Thursday, April 28, 2011

First Year Critiques



From what I know about the project, the studio class did a renovation of St. Mary's house, in which they were to transform into a space to be used as a retreat for writers. This renovation was to provide a communal public space and private spaces for the writers themselves. Much like the artists space my studio class designed last year, much study went into the tasks and needs of the client so that these working conditions may be provided to them to create an environment which allowed for only the best work to be created.
After my experiences last year as a freshman in the program, I can definitely look back and see things I did, that I would change now, and wish I had someone there to point out to me. I find that in the first year of the program, you enter trapped in this box of what you think “design” might be. This box is comprised of what the media tells us design is. The goal of first year is to bring you out of this terrible box, and force you to think differently and abstractly about design and what it is to you. Design is not simply paint colors and pushing a bed into the corner of a room, but it is thinking outside of this box to find creative ways to supply ordain needs in an aesthetic way.
After attending the review, I very quickly found myself drawn towards the proposal of Shirley Bircher for this writers space. With the idea of “water” in mind, I quickly found that she was successful in breaking out of her box, as she fully explored this idea beyond colors, bringing it to not only interior structures, but concept. By pushing the boundaries of the project, I believe much success was found in her hard efforts. Right down to the use of shadow, line weights, and scale figures, she provided us with beautiful and very expressive renderings, detailed and correct technical drawings. She also did a great job with her presentation was she was sure to talk directly to her audience and not her board, and her clothing choice which was mute and natural and ran streamline with her palette.
These are just a few things I saw in her project that she could reconsider in the future:

-Be careful with the way you portray curtains. Just as with any window treatment, it can be hard to read, and really take away from what matters most in the space.
-Look further into the “wave” art piece which occupies one of your interior spaces. Could it have been made habitable by an individual?
-Be confident in what you have created! Although it is hard to stand in front of an audience, and know that what you do is solely based off of others opinions, you have worked hard and created something you should be proud of.

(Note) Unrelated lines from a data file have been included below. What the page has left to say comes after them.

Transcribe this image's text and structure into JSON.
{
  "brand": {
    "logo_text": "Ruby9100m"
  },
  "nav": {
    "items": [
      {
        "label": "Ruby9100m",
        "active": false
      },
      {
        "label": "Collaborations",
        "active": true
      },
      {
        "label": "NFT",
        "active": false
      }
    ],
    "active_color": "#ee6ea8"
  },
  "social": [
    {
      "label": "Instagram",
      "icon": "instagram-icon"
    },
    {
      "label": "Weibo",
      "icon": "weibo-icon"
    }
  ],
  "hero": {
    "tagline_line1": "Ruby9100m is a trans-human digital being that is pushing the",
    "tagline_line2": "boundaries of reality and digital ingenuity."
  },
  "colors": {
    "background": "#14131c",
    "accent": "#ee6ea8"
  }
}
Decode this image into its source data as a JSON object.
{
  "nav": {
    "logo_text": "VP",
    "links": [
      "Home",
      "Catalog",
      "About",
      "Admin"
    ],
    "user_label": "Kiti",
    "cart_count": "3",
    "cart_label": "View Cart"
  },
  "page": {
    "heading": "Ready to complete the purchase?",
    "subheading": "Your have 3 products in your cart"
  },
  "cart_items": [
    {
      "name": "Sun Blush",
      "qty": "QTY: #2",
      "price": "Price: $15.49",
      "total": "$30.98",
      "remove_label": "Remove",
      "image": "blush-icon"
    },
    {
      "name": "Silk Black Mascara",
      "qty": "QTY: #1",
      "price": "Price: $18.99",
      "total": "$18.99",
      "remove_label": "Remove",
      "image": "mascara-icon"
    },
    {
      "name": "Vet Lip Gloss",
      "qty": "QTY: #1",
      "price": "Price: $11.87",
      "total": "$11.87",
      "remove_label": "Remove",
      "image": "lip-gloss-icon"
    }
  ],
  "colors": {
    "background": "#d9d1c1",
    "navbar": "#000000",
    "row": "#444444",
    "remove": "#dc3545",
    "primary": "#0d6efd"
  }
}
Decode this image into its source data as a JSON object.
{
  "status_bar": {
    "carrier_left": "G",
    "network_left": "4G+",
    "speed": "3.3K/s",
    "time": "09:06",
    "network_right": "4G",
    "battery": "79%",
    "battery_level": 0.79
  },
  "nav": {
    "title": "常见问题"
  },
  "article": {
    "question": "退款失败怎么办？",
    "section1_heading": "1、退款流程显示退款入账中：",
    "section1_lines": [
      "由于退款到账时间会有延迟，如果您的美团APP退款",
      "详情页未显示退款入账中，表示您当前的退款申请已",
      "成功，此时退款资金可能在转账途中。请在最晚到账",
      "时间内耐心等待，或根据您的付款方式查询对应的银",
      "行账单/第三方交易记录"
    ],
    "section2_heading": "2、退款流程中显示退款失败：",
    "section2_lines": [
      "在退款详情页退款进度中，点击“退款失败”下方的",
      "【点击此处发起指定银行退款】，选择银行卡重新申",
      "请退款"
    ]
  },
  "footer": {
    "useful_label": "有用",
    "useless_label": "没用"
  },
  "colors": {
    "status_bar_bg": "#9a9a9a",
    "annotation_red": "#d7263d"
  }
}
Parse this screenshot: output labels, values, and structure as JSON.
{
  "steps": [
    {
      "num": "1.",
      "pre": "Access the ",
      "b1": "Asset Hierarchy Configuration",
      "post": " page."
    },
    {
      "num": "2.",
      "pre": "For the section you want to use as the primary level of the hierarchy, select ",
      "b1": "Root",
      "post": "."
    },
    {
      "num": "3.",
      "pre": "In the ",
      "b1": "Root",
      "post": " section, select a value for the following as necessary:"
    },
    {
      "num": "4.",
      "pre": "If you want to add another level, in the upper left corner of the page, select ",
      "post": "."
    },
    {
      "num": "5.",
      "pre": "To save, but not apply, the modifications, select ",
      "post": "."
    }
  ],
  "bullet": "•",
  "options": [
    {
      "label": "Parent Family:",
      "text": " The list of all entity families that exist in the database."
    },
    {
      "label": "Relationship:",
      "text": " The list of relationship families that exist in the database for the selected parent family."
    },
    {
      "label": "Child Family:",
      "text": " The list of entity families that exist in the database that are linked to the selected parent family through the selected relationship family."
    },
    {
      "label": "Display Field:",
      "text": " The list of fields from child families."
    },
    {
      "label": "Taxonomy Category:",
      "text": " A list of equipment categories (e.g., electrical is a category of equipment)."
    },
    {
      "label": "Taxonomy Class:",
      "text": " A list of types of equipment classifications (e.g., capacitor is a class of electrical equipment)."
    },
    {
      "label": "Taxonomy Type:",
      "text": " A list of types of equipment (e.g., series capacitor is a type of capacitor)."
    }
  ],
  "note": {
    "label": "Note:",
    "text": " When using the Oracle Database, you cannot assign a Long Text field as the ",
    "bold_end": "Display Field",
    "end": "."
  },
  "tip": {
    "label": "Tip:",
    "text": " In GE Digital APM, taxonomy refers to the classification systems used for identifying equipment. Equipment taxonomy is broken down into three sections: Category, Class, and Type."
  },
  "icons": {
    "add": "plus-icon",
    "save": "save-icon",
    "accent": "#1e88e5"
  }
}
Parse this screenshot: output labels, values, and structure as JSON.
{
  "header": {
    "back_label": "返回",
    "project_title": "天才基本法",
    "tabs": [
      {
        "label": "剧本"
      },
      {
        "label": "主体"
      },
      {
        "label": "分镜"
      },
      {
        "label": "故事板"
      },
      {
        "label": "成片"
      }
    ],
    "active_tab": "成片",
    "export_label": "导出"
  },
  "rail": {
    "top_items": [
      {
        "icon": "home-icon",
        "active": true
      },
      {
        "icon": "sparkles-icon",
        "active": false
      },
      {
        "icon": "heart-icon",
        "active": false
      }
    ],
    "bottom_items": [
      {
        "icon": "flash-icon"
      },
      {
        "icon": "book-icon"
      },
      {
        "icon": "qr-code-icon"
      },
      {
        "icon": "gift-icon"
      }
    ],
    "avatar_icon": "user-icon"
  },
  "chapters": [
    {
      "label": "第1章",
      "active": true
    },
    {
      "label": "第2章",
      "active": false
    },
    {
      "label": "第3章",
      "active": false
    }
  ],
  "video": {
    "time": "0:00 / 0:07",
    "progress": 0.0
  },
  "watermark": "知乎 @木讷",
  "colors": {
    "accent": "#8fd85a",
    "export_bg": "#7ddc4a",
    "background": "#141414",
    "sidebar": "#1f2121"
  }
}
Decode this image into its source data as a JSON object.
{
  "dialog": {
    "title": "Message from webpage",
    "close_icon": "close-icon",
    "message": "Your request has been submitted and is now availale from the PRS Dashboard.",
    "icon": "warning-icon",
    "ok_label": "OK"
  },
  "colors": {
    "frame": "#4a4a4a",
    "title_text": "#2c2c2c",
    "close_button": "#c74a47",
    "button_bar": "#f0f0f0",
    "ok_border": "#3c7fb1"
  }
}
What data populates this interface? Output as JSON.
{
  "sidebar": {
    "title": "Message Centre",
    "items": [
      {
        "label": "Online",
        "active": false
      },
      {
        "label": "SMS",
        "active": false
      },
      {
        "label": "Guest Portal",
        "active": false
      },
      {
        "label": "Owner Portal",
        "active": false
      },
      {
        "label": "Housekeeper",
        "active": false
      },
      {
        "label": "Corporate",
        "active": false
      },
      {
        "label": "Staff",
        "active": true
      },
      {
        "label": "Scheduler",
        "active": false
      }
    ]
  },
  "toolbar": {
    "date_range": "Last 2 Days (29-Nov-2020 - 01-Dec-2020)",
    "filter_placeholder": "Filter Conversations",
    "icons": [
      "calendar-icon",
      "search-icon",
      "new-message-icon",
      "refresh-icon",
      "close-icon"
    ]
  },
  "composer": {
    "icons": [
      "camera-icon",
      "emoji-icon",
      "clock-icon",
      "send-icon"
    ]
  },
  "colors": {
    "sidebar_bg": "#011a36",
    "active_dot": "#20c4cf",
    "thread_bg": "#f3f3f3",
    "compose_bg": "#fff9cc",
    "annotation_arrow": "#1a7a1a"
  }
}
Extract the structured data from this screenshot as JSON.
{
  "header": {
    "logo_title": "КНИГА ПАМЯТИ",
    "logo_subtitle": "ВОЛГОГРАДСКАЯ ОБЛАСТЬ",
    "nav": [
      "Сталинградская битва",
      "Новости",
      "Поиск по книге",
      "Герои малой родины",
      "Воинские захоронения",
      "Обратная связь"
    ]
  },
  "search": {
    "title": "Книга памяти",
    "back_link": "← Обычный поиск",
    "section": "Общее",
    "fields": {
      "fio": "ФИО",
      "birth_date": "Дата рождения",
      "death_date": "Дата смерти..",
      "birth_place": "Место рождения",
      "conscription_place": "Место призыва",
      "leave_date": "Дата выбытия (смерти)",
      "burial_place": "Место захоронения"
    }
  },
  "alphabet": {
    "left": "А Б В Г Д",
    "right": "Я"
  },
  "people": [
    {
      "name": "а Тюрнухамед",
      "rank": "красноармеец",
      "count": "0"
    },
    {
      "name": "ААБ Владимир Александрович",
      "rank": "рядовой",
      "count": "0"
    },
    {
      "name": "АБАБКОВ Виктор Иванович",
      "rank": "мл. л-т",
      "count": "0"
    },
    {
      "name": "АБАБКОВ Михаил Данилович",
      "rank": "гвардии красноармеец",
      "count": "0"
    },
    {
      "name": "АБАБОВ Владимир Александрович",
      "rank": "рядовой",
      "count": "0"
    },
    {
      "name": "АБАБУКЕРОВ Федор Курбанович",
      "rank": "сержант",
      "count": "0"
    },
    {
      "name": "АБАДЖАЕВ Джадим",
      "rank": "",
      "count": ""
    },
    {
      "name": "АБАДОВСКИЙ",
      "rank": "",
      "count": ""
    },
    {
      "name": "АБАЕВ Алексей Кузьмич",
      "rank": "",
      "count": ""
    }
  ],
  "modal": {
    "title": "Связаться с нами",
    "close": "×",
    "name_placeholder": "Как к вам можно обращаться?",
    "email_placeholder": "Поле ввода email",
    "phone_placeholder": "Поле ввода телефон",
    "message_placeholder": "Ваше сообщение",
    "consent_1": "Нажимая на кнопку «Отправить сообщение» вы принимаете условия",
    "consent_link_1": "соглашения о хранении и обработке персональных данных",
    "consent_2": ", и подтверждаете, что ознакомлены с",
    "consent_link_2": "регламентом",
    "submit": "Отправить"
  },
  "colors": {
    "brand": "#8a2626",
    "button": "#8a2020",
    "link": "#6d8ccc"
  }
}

The goal is to break away from this traditional idea of design and create something new and different. If we all stuck to the common and usual stuff, there would be no reason for us to be in this field, for we would all be coming out with slight differences in essentially the same things. I commend Shirley for her efforts in this project, and I personally believe she has found her voice as a designer.

Sunday, April 3, 2011

Lets get started...but beware because there is a



So here we are once again, except this time, it's the beginning of the end. Friday we received news from our professors of project Jenga 7.0, and once again we MERGE. The four teams of six are now two teams of twelve, and [E]merge is teaming up with Trepide. Today we met for almost two hours and discussed the similarities and differences in our two structures and contemplated the possibilities including the pros and cons of bringing them together. Needless to say, this ended up taking a lot longer than we thought it would, and we found that this wasn't something we could just throw together. Tomorrow we have a 3-hour design charette broken into three parts, which we now understand is going to be a crucial part of our design process as a newly 12-person team. We then picked two people who would co-lead our team of twelve, one person from each team of six. Austin and Dajana got assigned this task due to their great leadership skills, encouragement, drive, and excitement they bring to the team. Lastly,and most importantly, we decided on a team name...

PORTMANTEAU!



Although we haven't decided on what exactly we have in common, except for the use of materials, here are the overall concepts for each team...
[E]merge: the use of horizontals and verticals and how they join. Emphasis on harmony and rhythm.
Trepide: Dematerialization. Architecture of an illusion. Light used to create loss of structure through transparent materials.

...after the charette tomorrow, there will be more to come!

Saturday, April 2, 2011

JENGA 6.0

...So here we are at Jenga 6.0 already! I can't believe that we are only one away from the final project of the semester. For this project we continued working in our teams of six from Jenga 5.0. Our team, [E]merge, being comprised of Austin Loman, Kathryn Frye, Abigail Buchanan, Corry Mears, Kacie Leisure, and myself, truly came together on this project and realized what it was that our concept was all about. We found reason in joinery as community and the idea of togetherness became a major part of our strategy this round.




CLICK HERE TO SEE OUR VIDEO


IMAGE MONTAGE





SITE PLAN




SITE PERSPECTIVE




OUTDOOR COMMUNAL AREA






BALCONY PERSPECTIVES





MEETING ROOM PERSPECTIVES





INDIVIDUAL UNIT DOORS

Kathryn


Kacie


Corry


Austin


Abigail




Through collaboration as a group, we have found that group work is a positive thing, and that we shouldn't run from it. When working in a team great things can be produced as each individuals bring their talents to the table.